Mexico’s state-owned energy companies must shift their limited capital budgets from unprofitable business lines to segments that make money, according to a new diagnostic analysis by local think tank Instituto Mexicano para la Competitividad, aka IMCO.
For national oil company Petróleos Mexicanos, that means re-thinking its strategy to bolster the refining segment and instead investing more in oil and gas exploration and production (E&P), the company’s most profitable activity, researchers said.
For state power company Comisión Federal de Electricidad (CFE), it means pivoting from the loss-making segment of building and operating power plants to the far more lucrative segments of natural gas marketing, and electric power transmission and distribution.
“Pemex loses money in oil refining and CFE in the generation of electricity,” the authors said, adding that investments in loss-making segments by the companies are expected to total about 244.4 billion pesos ($11.2 billion) in 2020, equal to about 5.5% of the federal budget.
They noted that Pemex and CFE have a legal mandate “to generate economic value and profitability for the Mexican state as their owner,” meaning the companies should therefore focus their investments on “more profitable activities and avoid segments that generate losses.”
President Andrés Manuel López Obrador’s government, however, has expressed a different view.
The president has pledged to simultaneously ramp up production of crude oil, natural gas and refined products, while freezing bid rounds and other mechanisms for private sector E&Ps to enter the market.
The rounds, suspended since 2018, have generated some $11 billion of investment, the IMCO team said, citing figures from oil and gas trade association AMEXHI.
The impact of cancelling them should be measured not only by the opportunity cost of not developing the resources, but also by the “negative impact on the investment ecosystem at the country level,” researchers said.
The president’s stated long-term plan of ending oil exports and refining all production domestically, producing 1.8 million b/d of oil in 2020, and reaching 2.2 million b/d by 2024 are “incompatible,” researchers said. They said about 55% of the country’s crude production is heavy oil, which cannot be processed domestically without the reconfiguration of all six existing refineries.
Even if the Dos Bocas refinery under construction in Tabasco state enters operation, “it would not be enough to process this amount of crude.”
Meanwhile, the president’s hand picked director general of CFE, longtime political ally Manuel Bartlett Díaz, has said that CFE must maintain its primacy in the power generation segment no matter the cost. Bartlett opposes the independent power producer (IPP) scheme that has been in place since 1994, allowing private sector generators to build and operate plants with CFE as the offtaker under long-term power purchase agreements.
Plants operated by CFE supplied about 54% of Mexico’s power generation in 2018, versus 30% for IPPs. Bartlett has said CFE must maintain at least a 54% share of the total.
The energy ministry also has attempted, so far unsuccessfully, to push through new power market rules prioritizing CFE-operated plants in the dispatch order, regardless of generating costs.
IMCO researchers highlighted that combined-cycle thermal plants operated by IPPs have a 30% lower average unitary cost, on a per MWh basis, than similar plants operated by CFE.
Combined-cycle plants supply about 51% of Mexico’s power generation, researchers said, with natural gas as the principal fuel.
The authors pointed out that of CFE’s five power generation subsidiaries, only one, CFE Generación V, turned a profit in 2019. This is also the only generation subsidiary that doesn’t operate power plants. Instead it functions as the offtaker for the IPPs.
What’s more, CFE is planning to self-finance the construction of new combined-cycle plants and/or purchase plants operated by IPPs with profits made by its natural gas marketing subsidiary CFEnergía.

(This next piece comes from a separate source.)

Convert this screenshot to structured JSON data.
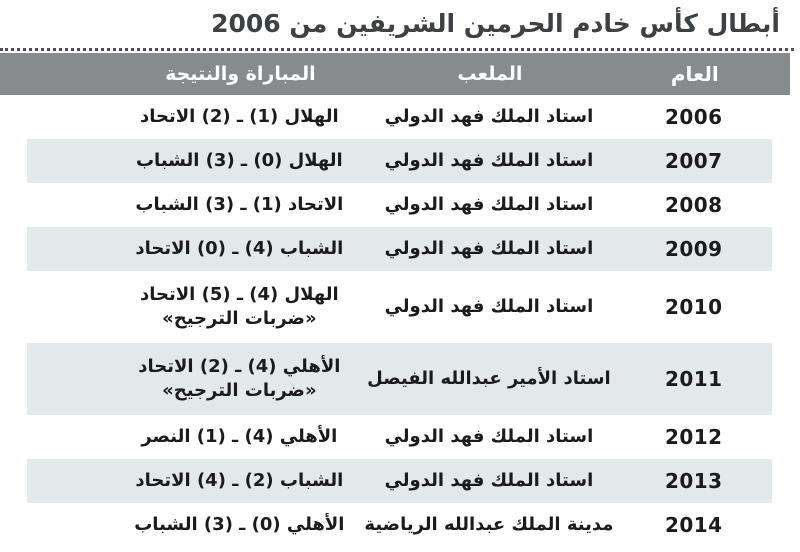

This plan, researchers said, will come at the cost of investing in CFE’s profitable transmission, distribution, and natural gas marketing segments.
Since Mexico’s 2013-2014 energy reform, CFEnergía and CFE Internacional have emerged as heavyweights in the Mexican and North American natural gas marketing segments, respectively, researchers said.
For these profits to continue growing, Mexico must take full advantage of its proximity to cheap and abundant gas reserves in the United States, and maximize the value of the growing network of cross-border pipelines, researchers said.
They noted, “the constant supply of natural gas at competitive prices is the indispensable precursor” for CFE’s combined-cycle fleet to operate at their full capacity.
Researchers also stressed the importance of ensuring the independence of federal energy regulators Comisión Nacional de Hidrocarburos (CNH) and Comisión Reguladora de Energía (CRE).